Esta semana apareceu Mario Draghi, presidente do BCE, brandindo uma verba monumental, de mais de um milhão de milhões de euros, que se pensa ser destinada a baixar o custo do dinheiro, e assim fomentar o investimento. Os resultados desta medida são incertos, mas não será inadequado pensar que se destina, antes de mais nada, a criar na Europa um ambiente mais favorável ao crescimento económico, de um modo ortodoxo. Contudo, há quem tema, talvez ajuizadamente, que o principal efeito desta medida venha a ser aumentar a especulação financeira, que tem corroído a economia europeia e mundial, em vez de contribuir para o crescimento. E que esta adesão tardia ao quantitative easing se destina sobretudo a prevenir uma viragem à esquerda na política europeia, temida nos meios financeiros e burocráticos, na Grécia e não só. Claro que a aplicação concreta do dinheirinho vai depender de se houver juizinho ou não, na maneira como se vota nos vários países.

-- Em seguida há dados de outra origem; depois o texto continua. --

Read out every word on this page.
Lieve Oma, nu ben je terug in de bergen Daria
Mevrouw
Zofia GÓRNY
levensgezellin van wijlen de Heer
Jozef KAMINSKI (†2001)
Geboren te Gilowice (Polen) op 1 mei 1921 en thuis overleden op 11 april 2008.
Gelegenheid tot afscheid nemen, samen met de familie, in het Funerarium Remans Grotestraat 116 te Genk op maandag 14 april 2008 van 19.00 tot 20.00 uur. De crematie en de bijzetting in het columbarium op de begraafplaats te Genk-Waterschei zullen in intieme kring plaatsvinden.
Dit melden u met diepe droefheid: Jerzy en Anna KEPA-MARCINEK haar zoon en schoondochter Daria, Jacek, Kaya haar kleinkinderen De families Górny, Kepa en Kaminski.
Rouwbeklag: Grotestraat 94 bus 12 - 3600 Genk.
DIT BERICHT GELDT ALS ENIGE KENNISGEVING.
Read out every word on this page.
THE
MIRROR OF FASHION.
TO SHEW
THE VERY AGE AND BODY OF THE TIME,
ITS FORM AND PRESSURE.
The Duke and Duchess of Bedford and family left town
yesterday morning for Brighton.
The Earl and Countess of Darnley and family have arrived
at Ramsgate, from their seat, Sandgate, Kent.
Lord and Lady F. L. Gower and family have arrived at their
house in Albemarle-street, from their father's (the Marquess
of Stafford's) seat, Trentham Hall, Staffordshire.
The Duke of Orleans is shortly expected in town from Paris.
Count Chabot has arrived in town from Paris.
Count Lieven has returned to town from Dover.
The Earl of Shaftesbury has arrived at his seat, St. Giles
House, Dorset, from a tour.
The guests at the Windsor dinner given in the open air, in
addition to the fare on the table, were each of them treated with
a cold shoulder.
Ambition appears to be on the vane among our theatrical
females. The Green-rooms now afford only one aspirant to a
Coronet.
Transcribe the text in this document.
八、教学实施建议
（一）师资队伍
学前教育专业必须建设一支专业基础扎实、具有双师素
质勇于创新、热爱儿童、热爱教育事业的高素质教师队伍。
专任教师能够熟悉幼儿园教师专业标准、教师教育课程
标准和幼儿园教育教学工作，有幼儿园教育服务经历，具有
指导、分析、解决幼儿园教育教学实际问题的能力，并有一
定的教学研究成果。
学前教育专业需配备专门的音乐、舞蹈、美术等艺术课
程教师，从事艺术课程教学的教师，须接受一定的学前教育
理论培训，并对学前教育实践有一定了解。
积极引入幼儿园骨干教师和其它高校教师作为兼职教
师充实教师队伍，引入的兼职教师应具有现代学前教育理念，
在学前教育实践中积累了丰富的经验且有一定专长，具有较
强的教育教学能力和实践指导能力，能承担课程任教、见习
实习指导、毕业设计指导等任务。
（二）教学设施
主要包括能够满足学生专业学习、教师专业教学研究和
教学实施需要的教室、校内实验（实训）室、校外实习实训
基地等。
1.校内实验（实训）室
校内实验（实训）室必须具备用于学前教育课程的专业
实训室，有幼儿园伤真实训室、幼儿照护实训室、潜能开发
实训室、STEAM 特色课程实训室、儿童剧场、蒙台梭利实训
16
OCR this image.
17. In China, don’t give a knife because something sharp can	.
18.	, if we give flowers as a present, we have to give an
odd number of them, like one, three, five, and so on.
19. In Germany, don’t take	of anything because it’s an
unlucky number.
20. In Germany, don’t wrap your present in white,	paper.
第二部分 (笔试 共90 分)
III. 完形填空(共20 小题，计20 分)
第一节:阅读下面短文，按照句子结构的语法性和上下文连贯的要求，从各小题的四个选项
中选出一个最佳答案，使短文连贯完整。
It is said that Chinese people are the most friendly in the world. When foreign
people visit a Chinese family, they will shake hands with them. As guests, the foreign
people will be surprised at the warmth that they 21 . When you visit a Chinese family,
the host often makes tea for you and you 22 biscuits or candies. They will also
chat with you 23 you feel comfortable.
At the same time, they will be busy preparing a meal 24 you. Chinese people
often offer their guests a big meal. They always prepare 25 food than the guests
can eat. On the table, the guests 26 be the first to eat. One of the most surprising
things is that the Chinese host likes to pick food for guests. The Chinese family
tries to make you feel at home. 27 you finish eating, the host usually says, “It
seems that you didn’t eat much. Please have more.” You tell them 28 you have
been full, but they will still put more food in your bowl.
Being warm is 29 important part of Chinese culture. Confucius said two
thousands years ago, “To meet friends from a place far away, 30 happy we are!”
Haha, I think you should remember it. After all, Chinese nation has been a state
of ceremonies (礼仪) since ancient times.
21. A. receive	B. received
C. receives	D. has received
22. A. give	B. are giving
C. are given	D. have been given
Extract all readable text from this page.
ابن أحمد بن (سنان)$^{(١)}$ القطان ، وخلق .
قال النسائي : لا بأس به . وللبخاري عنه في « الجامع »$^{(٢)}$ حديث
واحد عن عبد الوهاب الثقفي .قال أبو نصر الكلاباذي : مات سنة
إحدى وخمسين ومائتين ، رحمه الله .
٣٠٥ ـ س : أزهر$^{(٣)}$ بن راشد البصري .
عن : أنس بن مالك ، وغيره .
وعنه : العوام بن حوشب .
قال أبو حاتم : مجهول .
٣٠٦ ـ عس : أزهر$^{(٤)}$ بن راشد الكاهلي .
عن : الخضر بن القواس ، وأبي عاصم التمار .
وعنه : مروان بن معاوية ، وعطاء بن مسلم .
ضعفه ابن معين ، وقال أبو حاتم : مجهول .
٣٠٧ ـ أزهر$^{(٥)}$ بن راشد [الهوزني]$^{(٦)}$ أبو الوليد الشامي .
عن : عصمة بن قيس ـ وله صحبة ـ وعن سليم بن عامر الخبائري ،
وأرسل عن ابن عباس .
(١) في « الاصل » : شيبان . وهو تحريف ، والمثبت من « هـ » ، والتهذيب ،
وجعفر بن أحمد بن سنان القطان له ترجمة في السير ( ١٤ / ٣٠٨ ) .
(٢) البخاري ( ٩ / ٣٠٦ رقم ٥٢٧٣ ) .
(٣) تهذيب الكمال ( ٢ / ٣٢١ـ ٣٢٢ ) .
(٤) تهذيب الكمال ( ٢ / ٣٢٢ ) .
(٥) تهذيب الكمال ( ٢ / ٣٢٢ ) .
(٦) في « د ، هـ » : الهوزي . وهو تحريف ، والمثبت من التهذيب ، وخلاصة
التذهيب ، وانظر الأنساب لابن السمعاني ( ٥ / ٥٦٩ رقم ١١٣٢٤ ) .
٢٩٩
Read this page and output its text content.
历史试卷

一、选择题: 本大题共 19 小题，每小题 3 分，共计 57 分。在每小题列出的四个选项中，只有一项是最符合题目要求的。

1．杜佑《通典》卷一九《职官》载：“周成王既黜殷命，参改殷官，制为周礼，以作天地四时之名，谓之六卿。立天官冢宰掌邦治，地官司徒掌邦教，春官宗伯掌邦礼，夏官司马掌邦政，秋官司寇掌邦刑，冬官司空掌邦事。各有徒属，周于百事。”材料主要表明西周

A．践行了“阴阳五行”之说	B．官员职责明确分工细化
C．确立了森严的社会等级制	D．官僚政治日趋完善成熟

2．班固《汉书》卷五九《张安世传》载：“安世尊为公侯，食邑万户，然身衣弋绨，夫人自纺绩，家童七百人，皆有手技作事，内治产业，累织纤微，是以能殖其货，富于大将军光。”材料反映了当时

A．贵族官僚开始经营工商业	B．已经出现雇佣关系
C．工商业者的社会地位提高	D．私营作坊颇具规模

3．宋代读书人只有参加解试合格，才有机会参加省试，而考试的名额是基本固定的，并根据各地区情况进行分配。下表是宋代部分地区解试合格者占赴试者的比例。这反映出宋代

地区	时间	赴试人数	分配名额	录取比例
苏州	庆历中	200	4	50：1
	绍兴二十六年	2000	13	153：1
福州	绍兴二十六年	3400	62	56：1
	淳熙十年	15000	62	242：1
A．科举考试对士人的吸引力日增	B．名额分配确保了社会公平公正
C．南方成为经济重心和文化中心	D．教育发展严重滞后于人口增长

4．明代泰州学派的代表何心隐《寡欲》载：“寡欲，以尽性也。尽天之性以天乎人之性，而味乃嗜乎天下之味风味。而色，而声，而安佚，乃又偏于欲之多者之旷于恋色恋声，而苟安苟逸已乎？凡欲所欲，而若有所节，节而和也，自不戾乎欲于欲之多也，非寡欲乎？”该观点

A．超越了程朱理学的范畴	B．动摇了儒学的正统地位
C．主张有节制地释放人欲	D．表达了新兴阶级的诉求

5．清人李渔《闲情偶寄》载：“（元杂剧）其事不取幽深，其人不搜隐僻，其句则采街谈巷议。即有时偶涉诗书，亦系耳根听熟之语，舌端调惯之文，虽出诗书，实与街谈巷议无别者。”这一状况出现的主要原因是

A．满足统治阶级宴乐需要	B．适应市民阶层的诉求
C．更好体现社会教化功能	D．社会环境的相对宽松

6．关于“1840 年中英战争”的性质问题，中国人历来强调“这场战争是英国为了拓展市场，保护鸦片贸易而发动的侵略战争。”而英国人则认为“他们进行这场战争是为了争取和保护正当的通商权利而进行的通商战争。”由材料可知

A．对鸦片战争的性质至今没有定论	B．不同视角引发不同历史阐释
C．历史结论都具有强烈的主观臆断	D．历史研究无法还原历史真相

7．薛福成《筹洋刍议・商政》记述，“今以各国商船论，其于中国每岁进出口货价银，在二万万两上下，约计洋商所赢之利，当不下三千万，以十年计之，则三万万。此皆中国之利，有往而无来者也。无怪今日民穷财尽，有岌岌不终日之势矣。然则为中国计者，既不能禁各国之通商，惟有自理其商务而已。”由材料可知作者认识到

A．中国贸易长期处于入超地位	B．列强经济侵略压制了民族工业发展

Os gregos têm perante si um grande desafio. A localização estratégica do país, vizinho da Ásia, agrava ainda mais o nervosismo internacional à volta do que se vai passar amanhã. Uma incógnita será a posição das forças armadas gregas, numerosas e bem equipadas, tanto em terra como no mar (por exemplo, a Grécia tem, salvo erro, 13 submarinos ao serviço, a maioria deles construídos onde? Na Alemanha, claro.) Ontem, numa cadeia de televisão, uma locutora anunciava que depois das eleições, vai começar a guerra. São realmente prognósticos significativos, sobretudo da maneira de pensar dos responsáveis que controlam os governos e a informação.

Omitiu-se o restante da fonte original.